I guess I should be grateful the developer put on a new cornice at all. But I'm not. It's just so lousy. It's looks like a large Lego piece that was snapped into place. I'm guessing it's one of those inexpensive fiberglass jobbies they've got these days. Look at the shadows it casts on the building! It doesn't even sit flush with the brickface. And it's smaller than the cornices on either side because, God forbid you spend more money than you have to on the amount of fiberglass used. I wouldn't put it on a doghouse.
Oh, and the lintels and windows suck, too. There, I'm done.
6 comments:
i think you're getting nitpicky with this one. i don't see any fedders or home depot balconies.
and does that one on the left have a small bathroom window facing the street? that's very unusual.
I dont think it looks too bad.
And as one who has looked to replace a cornice, that cheap fiberglass ones of this size run 25-35k
Well, when dirt-cheap skilled italian and irish craftsmen return to our shores by the millions, I'm sure developers will make the effort to match neighboring buildings.....until then, enjoy the crapitude (and it's only going to get worse, friend...at least they aren't modular yet).

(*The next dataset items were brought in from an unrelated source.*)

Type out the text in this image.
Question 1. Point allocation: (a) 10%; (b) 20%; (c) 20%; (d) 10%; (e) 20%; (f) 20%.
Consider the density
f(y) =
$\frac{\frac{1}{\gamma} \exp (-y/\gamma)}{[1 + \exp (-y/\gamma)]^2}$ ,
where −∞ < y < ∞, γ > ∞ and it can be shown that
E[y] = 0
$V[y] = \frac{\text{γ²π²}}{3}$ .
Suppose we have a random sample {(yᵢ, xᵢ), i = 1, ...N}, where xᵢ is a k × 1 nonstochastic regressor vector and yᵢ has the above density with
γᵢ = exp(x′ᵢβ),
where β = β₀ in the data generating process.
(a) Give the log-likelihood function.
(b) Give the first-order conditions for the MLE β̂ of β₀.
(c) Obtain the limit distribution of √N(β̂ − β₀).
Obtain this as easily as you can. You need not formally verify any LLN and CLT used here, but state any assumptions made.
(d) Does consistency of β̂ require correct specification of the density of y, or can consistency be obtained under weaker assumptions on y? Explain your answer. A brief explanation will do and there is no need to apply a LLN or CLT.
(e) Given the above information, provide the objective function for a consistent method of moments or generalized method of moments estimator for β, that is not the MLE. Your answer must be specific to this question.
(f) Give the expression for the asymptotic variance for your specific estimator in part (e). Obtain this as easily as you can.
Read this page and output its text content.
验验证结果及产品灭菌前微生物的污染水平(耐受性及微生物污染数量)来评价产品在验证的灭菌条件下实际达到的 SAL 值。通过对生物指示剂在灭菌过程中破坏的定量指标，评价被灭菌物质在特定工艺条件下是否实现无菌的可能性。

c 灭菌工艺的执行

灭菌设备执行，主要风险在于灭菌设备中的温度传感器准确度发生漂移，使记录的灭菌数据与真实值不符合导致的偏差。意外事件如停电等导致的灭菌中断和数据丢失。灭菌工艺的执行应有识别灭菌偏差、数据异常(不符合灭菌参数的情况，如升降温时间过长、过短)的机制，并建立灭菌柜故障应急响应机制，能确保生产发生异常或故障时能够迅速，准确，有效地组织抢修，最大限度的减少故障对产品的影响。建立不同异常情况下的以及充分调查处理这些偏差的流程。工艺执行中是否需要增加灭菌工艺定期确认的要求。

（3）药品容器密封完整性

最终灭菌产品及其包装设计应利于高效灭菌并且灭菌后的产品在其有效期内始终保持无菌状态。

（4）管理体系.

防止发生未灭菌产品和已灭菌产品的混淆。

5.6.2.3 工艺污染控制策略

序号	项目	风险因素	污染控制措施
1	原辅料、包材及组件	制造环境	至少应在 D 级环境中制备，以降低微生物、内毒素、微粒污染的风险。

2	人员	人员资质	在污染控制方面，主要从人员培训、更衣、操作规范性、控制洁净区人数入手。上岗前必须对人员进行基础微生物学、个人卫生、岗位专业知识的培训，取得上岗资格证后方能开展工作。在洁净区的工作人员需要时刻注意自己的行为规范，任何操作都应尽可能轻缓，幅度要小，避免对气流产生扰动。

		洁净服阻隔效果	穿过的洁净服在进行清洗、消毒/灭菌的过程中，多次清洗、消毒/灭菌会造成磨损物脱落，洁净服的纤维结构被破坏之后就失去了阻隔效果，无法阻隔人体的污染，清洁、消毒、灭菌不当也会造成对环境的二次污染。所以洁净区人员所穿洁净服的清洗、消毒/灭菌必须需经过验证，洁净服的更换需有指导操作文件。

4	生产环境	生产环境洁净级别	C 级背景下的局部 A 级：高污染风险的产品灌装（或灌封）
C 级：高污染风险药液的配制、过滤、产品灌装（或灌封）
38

A bit nickpicky, perhaps. But if I was the architect or the owner, I'd look at that and say, "Nah, it just looks bad." The ugly air conditioners will come when people move in. What are "Home Depot balconies"?
There's nothing wrong with the design of this cornice. Notice that the shadow line is straight, rather than wavy and irregular, indicating that it was designed to project out, rather than taper down towards the brick. I think the reason, design-wise, it doesn't taper down towards the face of brick, is there is a very nice soldier course directly beneath it. I therefore suspect that the original cornice was similar in profile to this one, and that this was a design feature and not a cost-cutting measure. It probably never had the same cornice as the adjacent buildings because, as you'll notice upon closer inspection, the windows are higher up on the facade, indicating that the entire building, inside and out, was probably of a different design. Perhaps the return (surface facing down where it goes back to the brick, creating the shadow) has a nice detail on it that is not visible from this angle? Anyways, my point is that if you're going to nitpick, please look a little more closely! This kind of commentary is not very helpful to us architects. It's like we're damned if we do and damned if we don't. I understand the underlying resentment towards condo-conversion and gentrification, but why lash out at a decent facade restoration? Oh, and there's nothing wrong with or inconsistent about the lintels.
I'm sorry KND, but you don't think it looks cheap? Skimpy? Not as good as it could be? You think there's nothing wrong? Let me ask you something. What do you think about the windows? Are they OK, too?